The Four Constraints That Accuracy Ignores

When you use an LLM as a classifier in production, you're asking it to do something different from generating text. You need consistent input-to-label mapping, predictable latency, reliable confidence estimates, and stable behavior under distribution shift. Accuracy measures the first constraint in isolation and ignores the rest.

Calibration: A model is calibrated if its stated confidence matches its actual accuracy. If a model says it's 90% confident, it should be correct 90% of the time. Research on production LLM classifiers has found that GPT-4o-mini's errors cluster at the high-confidence end — roughly 66.7% of misclassifications happen when the model reports confidence above 80%. For automated routing systems that use confidence as a decision gate, this is catastrophic: the model fails hardest exactly where the system trusts it most.
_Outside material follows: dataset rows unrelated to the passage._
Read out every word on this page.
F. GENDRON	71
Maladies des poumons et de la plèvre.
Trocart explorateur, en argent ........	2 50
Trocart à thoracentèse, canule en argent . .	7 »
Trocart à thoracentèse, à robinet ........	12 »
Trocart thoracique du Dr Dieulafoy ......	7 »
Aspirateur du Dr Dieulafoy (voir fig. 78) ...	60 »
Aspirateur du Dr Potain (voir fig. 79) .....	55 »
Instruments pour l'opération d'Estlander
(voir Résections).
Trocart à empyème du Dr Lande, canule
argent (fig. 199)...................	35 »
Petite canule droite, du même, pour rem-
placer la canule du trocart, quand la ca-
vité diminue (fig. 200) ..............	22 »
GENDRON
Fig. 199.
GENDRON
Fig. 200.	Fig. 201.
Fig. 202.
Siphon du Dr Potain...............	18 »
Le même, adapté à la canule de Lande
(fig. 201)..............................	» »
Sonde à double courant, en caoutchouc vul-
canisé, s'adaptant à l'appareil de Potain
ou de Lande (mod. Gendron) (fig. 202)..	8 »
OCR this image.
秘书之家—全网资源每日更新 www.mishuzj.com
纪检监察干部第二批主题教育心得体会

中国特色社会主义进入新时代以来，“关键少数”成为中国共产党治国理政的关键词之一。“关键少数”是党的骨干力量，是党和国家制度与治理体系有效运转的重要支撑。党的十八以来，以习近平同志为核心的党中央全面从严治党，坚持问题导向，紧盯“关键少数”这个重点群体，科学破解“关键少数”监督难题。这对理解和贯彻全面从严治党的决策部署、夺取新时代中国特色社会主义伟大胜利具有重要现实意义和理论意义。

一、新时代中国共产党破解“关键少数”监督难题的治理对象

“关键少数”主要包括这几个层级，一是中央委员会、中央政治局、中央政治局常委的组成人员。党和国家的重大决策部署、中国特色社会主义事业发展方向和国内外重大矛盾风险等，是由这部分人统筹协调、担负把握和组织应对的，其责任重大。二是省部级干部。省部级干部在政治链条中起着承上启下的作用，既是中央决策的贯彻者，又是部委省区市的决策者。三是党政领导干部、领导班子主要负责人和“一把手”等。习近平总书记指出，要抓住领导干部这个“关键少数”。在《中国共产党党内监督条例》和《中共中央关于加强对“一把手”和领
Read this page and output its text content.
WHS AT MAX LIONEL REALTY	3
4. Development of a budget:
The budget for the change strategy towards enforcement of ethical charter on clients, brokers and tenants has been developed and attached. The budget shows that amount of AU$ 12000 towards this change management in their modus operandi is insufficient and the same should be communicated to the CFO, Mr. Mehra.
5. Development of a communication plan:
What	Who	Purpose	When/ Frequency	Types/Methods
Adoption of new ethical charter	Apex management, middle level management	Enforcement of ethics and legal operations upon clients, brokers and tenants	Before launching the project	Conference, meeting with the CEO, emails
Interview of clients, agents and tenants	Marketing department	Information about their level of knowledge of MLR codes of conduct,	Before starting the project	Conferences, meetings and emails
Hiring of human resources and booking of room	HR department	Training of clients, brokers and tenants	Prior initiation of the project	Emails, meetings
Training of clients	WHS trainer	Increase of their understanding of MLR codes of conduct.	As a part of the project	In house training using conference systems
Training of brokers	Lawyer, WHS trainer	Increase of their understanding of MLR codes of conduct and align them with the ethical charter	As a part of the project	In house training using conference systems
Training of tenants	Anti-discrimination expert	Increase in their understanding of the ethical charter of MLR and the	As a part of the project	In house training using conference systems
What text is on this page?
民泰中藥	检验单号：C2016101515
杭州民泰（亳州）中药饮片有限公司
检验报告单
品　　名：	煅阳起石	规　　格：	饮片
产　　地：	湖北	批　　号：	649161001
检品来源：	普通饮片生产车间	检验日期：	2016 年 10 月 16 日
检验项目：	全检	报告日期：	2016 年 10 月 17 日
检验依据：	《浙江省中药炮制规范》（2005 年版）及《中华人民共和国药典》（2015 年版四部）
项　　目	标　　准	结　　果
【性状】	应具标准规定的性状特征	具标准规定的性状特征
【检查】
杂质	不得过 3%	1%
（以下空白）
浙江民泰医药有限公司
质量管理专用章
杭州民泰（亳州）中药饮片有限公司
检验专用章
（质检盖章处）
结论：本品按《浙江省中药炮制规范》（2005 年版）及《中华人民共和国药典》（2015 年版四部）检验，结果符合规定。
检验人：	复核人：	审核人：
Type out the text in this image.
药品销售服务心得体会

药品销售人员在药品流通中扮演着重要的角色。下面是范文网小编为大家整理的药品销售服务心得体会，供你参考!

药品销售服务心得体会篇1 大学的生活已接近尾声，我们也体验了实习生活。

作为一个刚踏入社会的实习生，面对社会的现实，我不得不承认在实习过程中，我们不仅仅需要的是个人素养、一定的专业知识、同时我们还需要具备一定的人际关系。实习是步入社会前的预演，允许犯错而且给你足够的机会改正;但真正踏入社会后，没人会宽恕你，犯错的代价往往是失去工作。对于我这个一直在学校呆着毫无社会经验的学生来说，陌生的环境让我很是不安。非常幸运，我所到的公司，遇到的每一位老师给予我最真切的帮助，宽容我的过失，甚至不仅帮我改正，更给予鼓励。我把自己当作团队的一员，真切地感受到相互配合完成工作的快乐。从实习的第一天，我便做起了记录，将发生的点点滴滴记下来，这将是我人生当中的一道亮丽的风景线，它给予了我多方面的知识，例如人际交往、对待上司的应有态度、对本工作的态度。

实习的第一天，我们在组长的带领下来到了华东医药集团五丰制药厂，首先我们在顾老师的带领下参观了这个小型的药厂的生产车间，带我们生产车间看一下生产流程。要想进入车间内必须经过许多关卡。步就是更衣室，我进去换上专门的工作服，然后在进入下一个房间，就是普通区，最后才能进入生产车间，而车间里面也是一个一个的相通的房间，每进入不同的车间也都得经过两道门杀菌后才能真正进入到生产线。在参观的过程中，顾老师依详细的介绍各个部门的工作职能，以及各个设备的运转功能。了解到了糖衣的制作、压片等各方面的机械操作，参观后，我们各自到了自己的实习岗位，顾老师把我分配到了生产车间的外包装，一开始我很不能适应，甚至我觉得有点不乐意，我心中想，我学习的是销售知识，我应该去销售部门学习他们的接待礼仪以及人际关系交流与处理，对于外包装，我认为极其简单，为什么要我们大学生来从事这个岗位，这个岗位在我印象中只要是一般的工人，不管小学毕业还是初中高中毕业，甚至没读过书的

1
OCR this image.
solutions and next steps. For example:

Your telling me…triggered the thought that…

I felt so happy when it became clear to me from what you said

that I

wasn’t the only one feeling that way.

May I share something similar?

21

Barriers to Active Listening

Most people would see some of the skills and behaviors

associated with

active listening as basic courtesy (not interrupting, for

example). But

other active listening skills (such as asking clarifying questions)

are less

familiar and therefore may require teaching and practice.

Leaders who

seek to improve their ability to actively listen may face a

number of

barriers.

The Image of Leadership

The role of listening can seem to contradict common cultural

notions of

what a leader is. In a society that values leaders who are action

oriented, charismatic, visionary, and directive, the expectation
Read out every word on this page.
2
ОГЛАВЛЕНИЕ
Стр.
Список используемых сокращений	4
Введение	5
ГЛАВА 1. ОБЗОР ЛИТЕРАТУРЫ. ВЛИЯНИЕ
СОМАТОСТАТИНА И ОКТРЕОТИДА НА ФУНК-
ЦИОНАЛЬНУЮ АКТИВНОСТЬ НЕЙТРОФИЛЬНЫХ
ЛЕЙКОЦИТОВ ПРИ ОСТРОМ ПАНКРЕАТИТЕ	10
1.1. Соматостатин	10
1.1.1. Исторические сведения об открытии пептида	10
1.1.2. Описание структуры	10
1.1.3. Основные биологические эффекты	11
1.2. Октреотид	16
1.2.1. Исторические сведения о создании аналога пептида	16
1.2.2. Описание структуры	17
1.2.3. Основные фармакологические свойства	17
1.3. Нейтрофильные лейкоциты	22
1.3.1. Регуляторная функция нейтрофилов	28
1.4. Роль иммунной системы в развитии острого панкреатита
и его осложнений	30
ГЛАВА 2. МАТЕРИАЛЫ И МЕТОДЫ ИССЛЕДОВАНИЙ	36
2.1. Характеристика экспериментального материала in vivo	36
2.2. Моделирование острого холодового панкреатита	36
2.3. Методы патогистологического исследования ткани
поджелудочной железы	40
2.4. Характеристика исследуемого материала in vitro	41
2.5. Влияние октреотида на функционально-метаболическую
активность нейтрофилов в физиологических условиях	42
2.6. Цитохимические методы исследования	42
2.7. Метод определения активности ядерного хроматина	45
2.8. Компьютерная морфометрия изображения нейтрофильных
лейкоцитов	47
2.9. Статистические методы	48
Per-class performance: Overall accuracy hides class-level failure. On a dataset with a 95%/5% class split, a classifier that always predicts the majority class achieves 95% accuracy with 0% recall on the minority class. In practice, the minority class is usually what you care about most — rare but harmful content, low-frequency intents with high business impact, unusual entity types. Per-class F1 scores, not overall accuracy, reveal whether the model actually works for your use case.

Throughput and latency: Classification in production has SLOs that general LLM benchmarks don't measure. Intent detection in a conversational system needs to complete in under 200ms. Content moderation in a streaming pipeline needs to process thousands of items per minute. LLM inference runs orders of magnitude slower than a traditional logistic regression classifier. The relevant question isn't just "is it accurate?" but "is it accurate at this latency, at this throughput, at this cost?"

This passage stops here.